Por esta occasião, já que fallei no terreno por onde deve passar este caminho de ferro, chamarei a attenção do sr. ministro das obras publicas sobre o estado lastimoso em que se acham as estradas no districto da Guarda.

O districto de Vizeu esta já communicado com um caminho de ferro, e tem muito adiantadas as obras da maior parte das estradas, emquanto o districto da Guarda tem as estradas votadas por lei, mas não tem uma unica estrada concluida, nem tem uma diligencia, esta fóra de toda a communicação com o caminho de ferro.

Eu conheço a actividade do sr. ministro das obras publicas, e sei mesmo que tem dado providencias a este respeito.

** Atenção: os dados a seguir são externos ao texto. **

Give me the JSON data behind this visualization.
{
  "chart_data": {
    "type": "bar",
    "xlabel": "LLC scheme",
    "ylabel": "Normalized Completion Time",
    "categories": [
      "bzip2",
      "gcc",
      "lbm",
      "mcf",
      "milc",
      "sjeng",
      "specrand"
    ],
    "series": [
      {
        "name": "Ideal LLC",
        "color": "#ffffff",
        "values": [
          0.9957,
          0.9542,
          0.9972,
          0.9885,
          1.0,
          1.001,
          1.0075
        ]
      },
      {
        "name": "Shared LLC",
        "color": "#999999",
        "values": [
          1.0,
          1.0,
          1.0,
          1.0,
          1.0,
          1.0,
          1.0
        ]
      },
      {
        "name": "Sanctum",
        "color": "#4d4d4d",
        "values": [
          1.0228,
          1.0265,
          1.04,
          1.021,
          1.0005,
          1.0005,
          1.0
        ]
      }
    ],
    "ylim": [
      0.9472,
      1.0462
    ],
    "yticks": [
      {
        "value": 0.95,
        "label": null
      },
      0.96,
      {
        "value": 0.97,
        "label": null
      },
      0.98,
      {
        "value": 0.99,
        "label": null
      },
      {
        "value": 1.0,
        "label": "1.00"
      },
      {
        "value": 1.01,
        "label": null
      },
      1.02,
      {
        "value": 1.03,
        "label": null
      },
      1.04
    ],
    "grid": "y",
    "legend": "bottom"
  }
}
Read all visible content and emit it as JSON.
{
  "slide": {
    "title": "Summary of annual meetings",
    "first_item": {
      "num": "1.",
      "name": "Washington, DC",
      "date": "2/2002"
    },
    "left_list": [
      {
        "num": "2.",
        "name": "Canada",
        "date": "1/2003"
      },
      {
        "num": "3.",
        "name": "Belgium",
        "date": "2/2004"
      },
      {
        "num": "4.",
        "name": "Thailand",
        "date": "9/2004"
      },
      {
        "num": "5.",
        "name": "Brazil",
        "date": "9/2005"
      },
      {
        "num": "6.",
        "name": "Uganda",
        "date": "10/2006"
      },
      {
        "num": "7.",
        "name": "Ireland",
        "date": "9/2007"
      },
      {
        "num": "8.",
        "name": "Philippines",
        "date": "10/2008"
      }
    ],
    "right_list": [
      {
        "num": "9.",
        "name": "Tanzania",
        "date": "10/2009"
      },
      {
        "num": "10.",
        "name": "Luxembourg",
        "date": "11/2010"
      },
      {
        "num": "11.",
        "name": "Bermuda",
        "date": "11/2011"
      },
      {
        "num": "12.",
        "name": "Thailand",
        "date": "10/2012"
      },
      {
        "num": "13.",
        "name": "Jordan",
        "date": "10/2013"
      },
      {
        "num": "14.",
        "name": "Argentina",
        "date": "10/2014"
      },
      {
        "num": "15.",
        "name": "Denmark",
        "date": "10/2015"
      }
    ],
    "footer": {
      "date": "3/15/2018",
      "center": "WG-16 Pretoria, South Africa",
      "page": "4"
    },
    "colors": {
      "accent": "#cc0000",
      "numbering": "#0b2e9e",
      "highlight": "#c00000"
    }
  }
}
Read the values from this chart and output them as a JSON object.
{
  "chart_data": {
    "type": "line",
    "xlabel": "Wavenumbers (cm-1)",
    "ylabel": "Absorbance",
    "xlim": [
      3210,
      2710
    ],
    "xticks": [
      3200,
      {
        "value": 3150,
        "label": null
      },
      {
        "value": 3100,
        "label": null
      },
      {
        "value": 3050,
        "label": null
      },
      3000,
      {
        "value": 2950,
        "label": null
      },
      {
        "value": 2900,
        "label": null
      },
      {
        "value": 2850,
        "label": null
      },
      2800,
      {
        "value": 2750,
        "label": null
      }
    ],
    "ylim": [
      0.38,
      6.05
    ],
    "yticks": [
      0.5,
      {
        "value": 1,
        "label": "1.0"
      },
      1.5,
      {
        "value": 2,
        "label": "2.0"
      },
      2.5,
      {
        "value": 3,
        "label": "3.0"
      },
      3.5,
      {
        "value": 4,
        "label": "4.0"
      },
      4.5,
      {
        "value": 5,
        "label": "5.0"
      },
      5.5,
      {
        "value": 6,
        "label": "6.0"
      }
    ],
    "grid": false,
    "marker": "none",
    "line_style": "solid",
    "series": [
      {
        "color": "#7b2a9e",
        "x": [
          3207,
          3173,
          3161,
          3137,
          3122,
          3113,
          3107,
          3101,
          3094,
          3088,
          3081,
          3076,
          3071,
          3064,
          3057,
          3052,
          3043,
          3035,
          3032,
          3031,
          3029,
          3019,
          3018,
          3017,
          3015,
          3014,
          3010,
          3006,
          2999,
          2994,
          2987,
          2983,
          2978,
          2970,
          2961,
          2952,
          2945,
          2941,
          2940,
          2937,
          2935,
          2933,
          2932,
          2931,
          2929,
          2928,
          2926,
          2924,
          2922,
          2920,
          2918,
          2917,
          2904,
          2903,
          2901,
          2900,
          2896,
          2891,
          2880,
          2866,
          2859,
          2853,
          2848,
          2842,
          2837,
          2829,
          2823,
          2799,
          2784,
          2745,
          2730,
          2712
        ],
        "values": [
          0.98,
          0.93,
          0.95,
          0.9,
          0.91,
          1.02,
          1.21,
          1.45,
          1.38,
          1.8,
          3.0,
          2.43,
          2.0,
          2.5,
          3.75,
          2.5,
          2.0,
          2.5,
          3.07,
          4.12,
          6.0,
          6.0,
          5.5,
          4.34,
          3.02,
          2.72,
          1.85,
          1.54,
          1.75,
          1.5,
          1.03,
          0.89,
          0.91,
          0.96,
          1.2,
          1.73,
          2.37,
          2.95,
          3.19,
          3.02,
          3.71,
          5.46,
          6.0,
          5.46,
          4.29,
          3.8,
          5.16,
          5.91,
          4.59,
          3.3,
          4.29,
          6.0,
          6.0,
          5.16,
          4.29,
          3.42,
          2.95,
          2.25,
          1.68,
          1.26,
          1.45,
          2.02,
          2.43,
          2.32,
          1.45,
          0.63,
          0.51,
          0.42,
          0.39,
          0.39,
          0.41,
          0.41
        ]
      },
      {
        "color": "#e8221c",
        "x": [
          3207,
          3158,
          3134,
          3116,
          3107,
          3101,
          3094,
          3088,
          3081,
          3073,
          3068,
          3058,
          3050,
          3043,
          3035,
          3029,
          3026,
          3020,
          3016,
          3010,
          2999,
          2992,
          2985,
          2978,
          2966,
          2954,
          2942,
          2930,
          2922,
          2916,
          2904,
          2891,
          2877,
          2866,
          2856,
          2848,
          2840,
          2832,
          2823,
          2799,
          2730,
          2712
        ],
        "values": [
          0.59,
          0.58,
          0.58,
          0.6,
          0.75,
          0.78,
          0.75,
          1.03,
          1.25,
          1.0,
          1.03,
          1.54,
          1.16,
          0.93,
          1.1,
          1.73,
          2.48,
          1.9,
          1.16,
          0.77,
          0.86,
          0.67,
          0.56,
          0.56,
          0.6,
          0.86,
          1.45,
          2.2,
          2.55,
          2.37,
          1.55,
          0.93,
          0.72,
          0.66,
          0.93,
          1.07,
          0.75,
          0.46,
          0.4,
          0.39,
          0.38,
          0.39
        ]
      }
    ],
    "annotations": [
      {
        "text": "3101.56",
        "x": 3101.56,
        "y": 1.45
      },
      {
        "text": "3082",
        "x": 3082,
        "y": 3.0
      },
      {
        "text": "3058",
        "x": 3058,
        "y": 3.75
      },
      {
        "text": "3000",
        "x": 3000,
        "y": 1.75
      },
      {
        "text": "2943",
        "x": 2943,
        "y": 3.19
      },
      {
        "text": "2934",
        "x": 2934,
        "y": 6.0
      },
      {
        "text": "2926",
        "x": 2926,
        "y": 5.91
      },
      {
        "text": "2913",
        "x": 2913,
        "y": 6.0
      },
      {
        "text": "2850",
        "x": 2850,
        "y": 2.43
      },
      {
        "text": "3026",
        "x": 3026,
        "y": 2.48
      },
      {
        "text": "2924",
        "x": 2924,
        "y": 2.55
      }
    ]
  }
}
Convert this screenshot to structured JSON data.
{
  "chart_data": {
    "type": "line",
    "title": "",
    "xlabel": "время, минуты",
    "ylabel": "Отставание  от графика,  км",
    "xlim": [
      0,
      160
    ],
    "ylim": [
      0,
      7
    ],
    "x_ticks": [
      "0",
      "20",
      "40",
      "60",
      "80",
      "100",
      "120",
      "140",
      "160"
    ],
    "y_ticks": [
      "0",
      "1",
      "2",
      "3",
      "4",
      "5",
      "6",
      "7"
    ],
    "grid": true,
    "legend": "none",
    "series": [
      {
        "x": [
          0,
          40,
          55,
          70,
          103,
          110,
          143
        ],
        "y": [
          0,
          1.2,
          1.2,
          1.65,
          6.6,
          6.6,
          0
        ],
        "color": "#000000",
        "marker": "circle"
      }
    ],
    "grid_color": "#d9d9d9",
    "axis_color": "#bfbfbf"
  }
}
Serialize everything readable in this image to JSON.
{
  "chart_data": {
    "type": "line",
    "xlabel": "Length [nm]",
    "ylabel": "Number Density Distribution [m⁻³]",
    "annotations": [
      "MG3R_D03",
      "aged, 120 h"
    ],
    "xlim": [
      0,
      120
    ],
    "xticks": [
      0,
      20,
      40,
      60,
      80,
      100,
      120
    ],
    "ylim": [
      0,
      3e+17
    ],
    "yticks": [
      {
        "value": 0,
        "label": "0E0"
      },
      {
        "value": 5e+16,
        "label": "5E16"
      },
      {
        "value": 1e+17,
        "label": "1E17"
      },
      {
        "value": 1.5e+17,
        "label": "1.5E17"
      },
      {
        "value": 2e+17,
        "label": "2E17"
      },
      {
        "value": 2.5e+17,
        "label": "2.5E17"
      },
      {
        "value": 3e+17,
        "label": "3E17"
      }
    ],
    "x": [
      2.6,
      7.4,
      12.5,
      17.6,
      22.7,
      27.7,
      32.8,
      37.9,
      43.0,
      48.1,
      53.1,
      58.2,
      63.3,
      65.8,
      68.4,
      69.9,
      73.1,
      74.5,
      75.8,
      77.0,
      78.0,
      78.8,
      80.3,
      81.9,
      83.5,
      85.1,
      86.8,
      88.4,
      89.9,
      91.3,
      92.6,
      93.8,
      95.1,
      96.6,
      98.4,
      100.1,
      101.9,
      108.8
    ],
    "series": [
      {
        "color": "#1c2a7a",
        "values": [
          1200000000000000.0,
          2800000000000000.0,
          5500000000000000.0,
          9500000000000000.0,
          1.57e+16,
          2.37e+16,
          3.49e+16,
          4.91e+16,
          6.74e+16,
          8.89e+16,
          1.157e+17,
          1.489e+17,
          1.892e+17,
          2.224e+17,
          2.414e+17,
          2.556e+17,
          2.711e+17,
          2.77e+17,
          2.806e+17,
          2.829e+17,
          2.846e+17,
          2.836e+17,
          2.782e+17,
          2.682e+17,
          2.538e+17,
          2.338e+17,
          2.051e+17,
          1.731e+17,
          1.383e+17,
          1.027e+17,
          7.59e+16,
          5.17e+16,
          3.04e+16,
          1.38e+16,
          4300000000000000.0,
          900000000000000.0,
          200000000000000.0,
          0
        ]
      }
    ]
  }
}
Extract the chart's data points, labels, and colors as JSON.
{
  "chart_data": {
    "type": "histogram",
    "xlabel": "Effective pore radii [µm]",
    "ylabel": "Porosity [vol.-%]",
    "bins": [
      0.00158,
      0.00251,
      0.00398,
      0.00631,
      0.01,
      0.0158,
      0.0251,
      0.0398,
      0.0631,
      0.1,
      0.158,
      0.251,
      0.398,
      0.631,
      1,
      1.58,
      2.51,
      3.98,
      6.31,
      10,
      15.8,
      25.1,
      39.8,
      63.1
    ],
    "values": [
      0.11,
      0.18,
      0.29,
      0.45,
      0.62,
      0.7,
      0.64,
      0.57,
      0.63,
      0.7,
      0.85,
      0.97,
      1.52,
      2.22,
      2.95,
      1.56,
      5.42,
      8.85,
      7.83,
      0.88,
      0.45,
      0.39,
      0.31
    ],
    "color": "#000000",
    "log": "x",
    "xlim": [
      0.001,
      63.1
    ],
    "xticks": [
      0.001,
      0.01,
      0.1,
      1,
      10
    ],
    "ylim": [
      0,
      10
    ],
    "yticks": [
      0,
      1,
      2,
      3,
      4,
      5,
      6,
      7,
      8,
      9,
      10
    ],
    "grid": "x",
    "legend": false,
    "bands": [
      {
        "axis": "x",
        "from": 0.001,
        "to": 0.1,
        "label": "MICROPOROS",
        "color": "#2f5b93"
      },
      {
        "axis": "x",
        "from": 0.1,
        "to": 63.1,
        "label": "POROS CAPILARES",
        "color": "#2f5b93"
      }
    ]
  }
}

Os abusos nas obras das estradas são muitos; os empreiteiros têem abusado excessivamente nas concessões que se lhe tem feito por diversas vezes, e só com uma medida energica é que se póde pôr cobro aos inconvenientes a que alludo.

Aproveitei esta occasião para lembrar ao sr. ministro das obras publicas os factos que apontei, a fim de que s. ex.ª tome as providencias necessarias para que aquelle districto possua as estradas que lhe estão votadas.

O sr. Marquez de Sá da Bandeira: — Sr. presidente, o que disse o meu amigo o sr. Vaz Preto é de toda a verdade.